DECISÃO Recebidos hoje.
Inicialmente, proceda a secretaria de vara com à alteração da classe processual dos presentes autos no sistema PJe, haja vista tratar-se de cumprimento de sentença.
Conforme petitório de ID de nº 40654899, a parte requerente apresenta pedido de cumprimento de sentença em desfavor da parte requerida, com intervalo inferior a 01 (um) ano do trânsito em julgado.
Sendo assim, intime-se a parte devedora, pelo Diário da Justiça, na pessoa de seu advogado constituído nos autos (art. 513, §2º, I, do Código de Processo Civil), para pagar a quantia executada, no prazo de 15 (quinze) dias, sob pena de incidência de multa no valor de 10% (dez por cento), nos termos do art. 523, §1º, do Código de Processo Civil, de permitida aplicação subsidiária.
Registre-se que, havendo pagamento parcial do débito exequendo, incidirá a multa supramencionada sobre o valor restante.
Advirta-se desde já que, findado o prazo para pagamento espontâneo pela parte devedora, iniciar-se-á o prazo de 15 (quinze) dias para que apresente impugnação ao cumprimento de sentença, nos termos do art. 525 do Código de Processo Civil.

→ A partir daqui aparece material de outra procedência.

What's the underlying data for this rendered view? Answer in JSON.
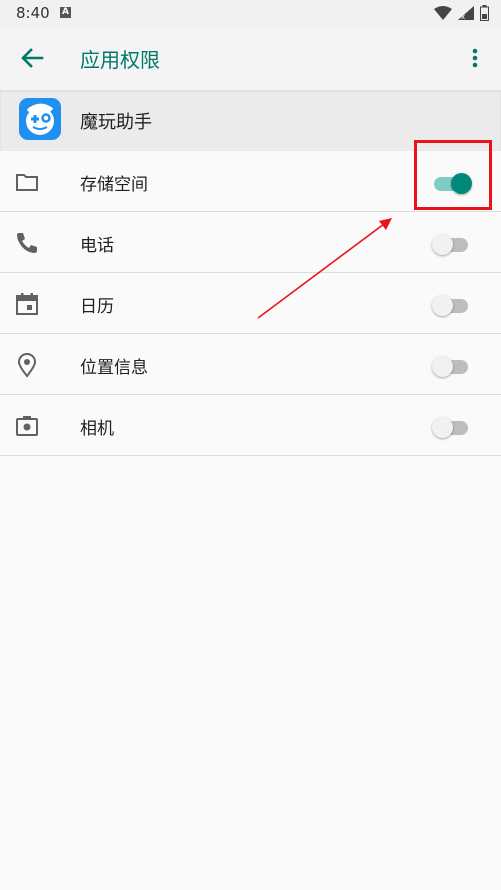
{
  "status_bar": {
    "time": "8:40",
    "notification_badge": "A",
    "icons": [
      "wifi-icon",
      "signal-icon",
      "battery-icon"
    ]
  },
  "app_bar": {
    "title": "应用权限",
    "back_icon": "arrow-left-icon",
    "menu_icon": "more-vert-icon"
  },
  "app": {
    "name": "魔玩助手"
  },
  "permissions": [
    {
      "label": "存储空间",
      "icon": "folder-icon",
      "enabled": true
    },
    {
      "label": "电话",
      "icon": "phone-icon",
      "enabled": false
    },
    {
      "label": "日历",
      "icon": "calendar-icon",
      "enabled": false
    },
    {
      "label": "位置信息",
      "icon": "location-icon",
      "enabled": false
    },
    {
      "label": "相机",
      "icon": "camera-icon",
      "enabled": false
    }
  ],
  "colors": {
    "accent": "#00796b",
    "toggle_on": "#00897b",
    "annotation": "#e8141b"
  }
}
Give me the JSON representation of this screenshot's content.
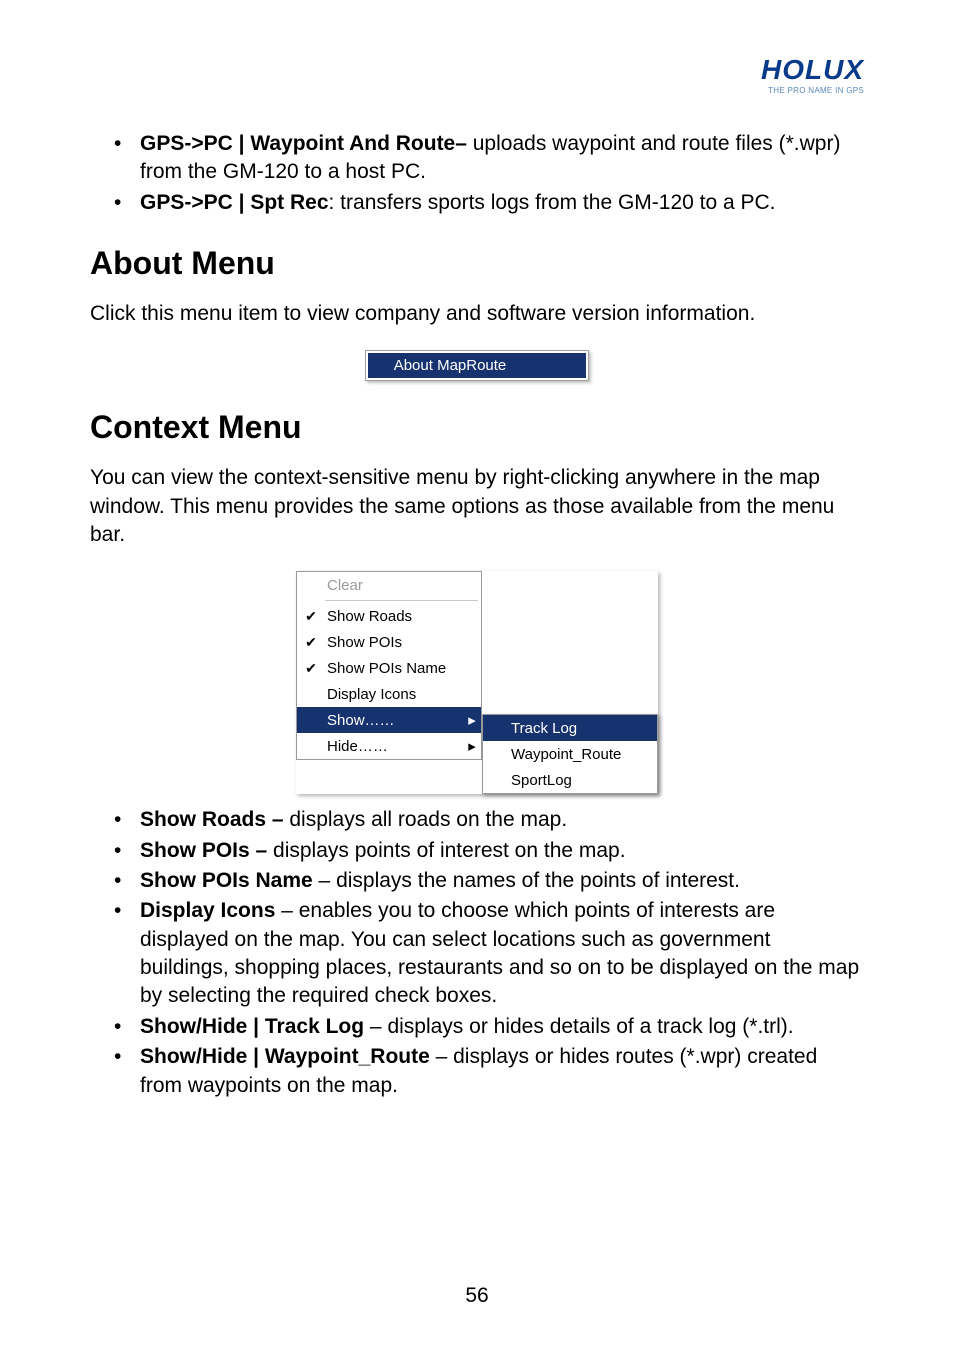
{
  "logo": {
    "brand": "HOLUX",
    "tagline": "THE PRO NAME IN GPS"
  },
  "top_list": [
    {
      "strong": "GPS->PC | Waypoint And Route–",
      "rest": " uploads waypoint and route files (*.wpr) from the GM-120 to a host PC."
    },
    {
      "strong": "GPS->PC | Spt Rec",
      "rest": ": transfers sports logs from the GM-120 to a PC."
    }
  ],
  "section1": {
    "title": "About Menu",
    "para": "Click this menu item to view company and software version information.",
    "menu_item": "About MapRoute"
  },
  "section2": {
    "title": "Context Menu",
    "para": "You can view the context-sensitive menu by right-clicking anywhere in the map window. This menu provides the same options as those available from the menu bar.",
    "menu": {
      "items": [
        {
          "label": "Clear",
          "checked": false,
          "disabled": true,
          "arrow": false
        },
        {
          "sep": true
        },
        {
          "label": "Show Roads",
          "checked": true,
          "disabled": false,
          "arrow": false
        },
        {
          "label": "Show POIs",
          "checked": true,
          "disabled": false,
          "arrow": false
        },
        {
          "label": "Show POIs Name",
          "checked": true,
          "disabled": false,
          "arrow": false
        },
        {
          "label": "Display Icons",
          "checked": false,
          "disabled": false,
          "arrow": false
        },
        {
          "label": "Show……",
          "checked": false,
          "disabled": false,
          "arrow": true,
          "highlight": true
        },
        {
          "label": "Hide……",
          "checked": false,
          "disabled": false,
          "arrow": true
        }
      ],
      "submenu": [
        {
          "label": "Track Log",
          "highlight": true
        },
        {
          "label": "Waypoint_Route"
        },
        {
          "label": "SportLog"
        }
      ]
    },
    "bullets": [
      {
        "strong": "Show Roads –",
        "rest": " displays all roads on the map."
      },
      {
        "strong": "Show POIs –",
        "rest": " displays points of interest on the map."
      },
      {
        "strong": "Show POIs Name",
        "rest": " – displays the names of the points of interest."
      },
      {
        "strong": "Display Icons",
        "rest": " – enables you to choose which points of interests are displayed on the map. You can select locations such as government buildings, shopping places, restaurants and so on to be displayed on the map by selecting the required check boxes."
      },
      {
        "strong": "Show/Hide | Track Log",
        "rest": " – displays or hides details of a track log (*.trl)."
      },
      {
        "strong": "Show/Hide | Waypoint_Route",
        "rest": " – displays or hides routes (*.wpr) created from waypoints on the map."
      }
    ]
  },
  "page_number": "56"
}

Tendo sido realizada a intimação da parte executada sem que tenha procedido ao pagamento do montante demandado no prazo estabelecido, certifique-se o decurso do prazo e proceda-se da seguinte forma: Promova-se a penhora via SISBAJUD, bloqueando os valores encontrados em conta bancária do(s) executado(s) até o limite do crédito pretendido, acrescido de multa de 10%.
Ocorrendo o bloqueio de valores não irrisórios, proceda-se à intimação do(s) devedor(es), por meio de seu advogado, se tiver(em), ou pessoalmente, não o tendo, para que comprove(m) que as quantias indisponíveis são impenhoráveis ou ainda remanesce indisponibilidade de ativos financeiros.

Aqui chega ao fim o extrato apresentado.